Salt is a crystalline compound known as sodium chloride, it is a mineral, a component of seawater, and used for seasoning food, and as a preservative.
Sounds simple right? It should be easy for the average consumer to choose a salt for their cooking and baking needs; however nothing is ever that simple. Many popular television shows with doctors and chefs say they prefer a certain salt over another, that sea salt and Himalayan salts are more pure and less processed. So let’s decipher between the two:
Table salt is mined from underground salt deposits and then processed to give it a fine texture that is easy to use in recipes. This process strips the salt of its minerals and an anti-clumping additive is supplemented. Most table salt has added iodine, an essential nutrient to help maintain a healthy thyroid and prevent the iodine deficiency disease goiter.

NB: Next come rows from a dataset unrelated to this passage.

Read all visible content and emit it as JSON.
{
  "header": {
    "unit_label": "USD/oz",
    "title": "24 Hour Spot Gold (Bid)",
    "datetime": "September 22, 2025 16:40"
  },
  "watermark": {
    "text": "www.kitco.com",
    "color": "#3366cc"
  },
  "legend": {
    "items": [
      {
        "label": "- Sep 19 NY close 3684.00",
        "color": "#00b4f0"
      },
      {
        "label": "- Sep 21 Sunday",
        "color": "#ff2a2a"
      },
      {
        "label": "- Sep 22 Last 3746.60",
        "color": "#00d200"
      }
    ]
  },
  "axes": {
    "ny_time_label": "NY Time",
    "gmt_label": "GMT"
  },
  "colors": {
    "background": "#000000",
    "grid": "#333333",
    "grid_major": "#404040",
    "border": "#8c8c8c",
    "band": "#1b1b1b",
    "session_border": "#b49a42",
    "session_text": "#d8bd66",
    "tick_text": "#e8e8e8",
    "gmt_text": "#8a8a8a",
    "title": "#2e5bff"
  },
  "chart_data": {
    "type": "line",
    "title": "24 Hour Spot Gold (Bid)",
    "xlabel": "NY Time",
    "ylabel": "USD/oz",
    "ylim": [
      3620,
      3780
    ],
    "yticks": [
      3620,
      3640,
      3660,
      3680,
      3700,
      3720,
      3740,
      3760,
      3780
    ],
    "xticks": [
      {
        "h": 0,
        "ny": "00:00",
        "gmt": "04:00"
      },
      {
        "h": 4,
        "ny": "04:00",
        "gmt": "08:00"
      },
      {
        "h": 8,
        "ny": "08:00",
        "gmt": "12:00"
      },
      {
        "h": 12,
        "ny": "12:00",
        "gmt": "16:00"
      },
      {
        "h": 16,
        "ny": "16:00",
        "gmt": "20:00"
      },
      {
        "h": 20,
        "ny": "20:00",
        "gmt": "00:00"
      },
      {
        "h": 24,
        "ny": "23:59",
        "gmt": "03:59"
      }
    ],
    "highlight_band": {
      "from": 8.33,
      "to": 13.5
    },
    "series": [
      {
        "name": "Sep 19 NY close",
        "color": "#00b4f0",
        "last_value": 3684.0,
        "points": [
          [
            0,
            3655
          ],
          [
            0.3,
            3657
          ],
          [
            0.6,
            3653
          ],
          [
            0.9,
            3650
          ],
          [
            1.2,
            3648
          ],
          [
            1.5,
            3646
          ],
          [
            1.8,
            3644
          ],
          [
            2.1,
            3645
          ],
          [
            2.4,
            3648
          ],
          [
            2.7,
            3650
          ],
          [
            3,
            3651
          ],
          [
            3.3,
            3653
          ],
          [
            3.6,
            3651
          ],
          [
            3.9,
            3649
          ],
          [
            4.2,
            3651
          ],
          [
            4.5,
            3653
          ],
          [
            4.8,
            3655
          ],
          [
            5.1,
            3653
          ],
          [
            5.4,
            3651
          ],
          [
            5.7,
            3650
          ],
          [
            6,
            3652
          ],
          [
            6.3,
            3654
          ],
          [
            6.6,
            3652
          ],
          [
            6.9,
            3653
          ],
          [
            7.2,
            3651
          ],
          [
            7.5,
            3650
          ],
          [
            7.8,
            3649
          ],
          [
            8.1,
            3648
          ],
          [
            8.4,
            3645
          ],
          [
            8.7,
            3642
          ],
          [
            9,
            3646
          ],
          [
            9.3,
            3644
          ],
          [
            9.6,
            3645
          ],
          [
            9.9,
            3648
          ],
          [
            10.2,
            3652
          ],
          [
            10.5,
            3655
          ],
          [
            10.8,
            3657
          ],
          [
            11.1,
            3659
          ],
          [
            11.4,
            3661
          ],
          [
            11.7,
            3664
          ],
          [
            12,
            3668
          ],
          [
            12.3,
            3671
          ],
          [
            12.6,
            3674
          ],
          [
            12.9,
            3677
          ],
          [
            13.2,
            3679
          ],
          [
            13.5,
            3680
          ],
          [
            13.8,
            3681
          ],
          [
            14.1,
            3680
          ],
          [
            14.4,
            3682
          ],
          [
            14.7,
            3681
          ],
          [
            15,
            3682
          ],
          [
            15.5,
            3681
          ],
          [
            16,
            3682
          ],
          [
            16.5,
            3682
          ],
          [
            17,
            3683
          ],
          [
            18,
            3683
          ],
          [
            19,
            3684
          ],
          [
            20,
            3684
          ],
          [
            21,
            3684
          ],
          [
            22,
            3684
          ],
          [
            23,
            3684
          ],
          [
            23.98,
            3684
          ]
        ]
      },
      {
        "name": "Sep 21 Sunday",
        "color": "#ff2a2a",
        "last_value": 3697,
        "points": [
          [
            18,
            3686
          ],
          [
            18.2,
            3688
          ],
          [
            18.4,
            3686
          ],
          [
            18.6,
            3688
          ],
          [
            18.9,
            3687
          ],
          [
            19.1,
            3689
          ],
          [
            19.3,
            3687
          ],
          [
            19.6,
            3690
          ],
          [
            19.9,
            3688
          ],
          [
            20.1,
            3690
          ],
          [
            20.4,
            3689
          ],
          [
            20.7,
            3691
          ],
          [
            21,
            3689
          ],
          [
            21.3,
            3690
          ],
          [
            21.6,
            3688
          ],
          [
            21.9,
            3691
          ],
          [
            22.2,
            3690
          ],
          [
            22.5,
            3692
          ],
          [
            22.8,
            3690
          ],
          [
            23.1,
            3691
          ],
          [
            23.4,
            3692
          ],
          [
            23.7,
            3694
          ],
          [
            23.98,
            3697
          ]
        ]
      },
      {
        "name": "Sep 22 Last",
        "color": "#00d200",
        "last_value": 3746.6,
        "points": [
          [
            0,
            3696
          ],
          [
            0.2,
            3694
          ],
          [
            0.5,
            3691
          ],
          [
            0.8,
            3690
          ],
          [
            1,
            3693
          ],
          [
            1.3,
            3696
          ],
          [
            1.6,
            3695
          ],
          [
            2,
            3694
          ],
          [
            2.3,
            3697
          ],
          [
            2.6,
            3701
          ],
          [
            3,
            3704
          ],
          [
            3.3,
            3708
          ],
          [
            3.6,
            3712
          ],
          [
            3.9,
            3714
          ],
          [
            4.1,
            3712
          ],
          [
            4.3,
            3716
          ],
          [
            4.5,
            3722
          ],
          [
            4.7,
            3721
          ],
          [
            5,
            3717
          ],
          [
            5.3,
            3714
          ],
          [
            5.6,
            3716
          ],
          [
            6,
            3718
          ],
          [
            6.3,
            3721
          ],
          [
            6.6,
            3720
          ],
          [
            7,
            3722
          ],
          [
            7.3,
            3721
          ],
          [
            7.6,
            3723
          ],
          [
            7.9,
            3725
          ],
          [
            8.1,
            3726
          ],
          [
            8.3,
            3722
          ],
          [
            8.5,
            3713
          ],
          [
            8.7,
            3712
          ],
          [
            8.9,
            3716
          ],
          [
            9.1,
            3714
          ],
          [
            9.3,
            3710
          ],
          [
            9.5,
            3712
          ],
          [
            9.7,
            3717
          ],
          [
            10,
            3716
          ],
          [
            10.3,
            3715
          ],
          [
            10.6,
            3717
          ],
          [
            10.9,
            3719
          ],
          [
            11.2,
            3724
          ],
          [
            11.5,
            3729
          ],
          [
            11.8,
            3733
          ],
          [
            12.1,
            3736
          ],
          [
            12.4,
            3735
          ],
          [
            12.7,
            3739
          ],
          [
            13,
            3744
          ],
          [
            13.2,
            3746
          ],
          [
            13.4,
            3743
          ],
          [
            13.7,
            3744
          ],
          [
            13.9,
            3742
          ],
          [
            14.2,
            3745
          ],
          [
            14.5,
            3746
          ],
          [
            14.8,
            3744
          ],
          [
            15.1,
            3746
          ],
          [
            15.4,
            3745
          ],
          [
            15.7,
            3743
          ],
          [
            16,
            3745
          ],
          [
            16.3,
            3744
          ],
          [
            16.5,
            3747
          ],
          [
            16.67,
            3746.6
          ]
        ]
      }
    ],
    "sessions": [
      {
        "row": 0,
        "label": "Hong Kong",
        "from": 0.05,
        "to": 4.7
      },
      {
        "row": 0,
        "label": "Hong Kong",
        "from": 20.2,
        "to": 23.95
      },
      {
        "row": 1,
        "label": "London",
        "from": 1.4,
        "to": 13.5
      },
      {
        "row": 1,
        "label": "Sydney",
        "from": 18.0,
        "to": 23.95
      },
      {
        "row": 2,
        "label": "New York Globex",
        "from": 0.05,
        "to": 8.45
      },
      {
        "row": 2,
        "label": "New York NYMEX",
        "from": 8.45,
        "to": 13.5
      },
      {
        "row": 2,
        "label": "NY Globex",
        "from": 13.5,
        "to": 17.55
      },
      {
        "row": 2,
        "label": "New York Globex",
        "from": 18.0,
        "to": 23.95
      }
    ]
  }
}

Sea Salt is found directly from the evaporation of seawater with little to no processing depending on its source. Trace minerals and elements are left behind providing a variety of color/flavor/coarseness.
While many of sea salts attributes may be appealing and trendy, there is no real health benefit to using this product over another. In fact, table salt and sea salt both have the same basic nutritional value: 40% sodium.
Whichever salt you choose for your home, remember, do so in moderation. The American Heart Association recommends only 1500 mg of sodium daily and the Dietary Guidelines for Americans recommend limiting sodium to less than 2,300 mg daily for healthy individuals with no other pre-existing conditions.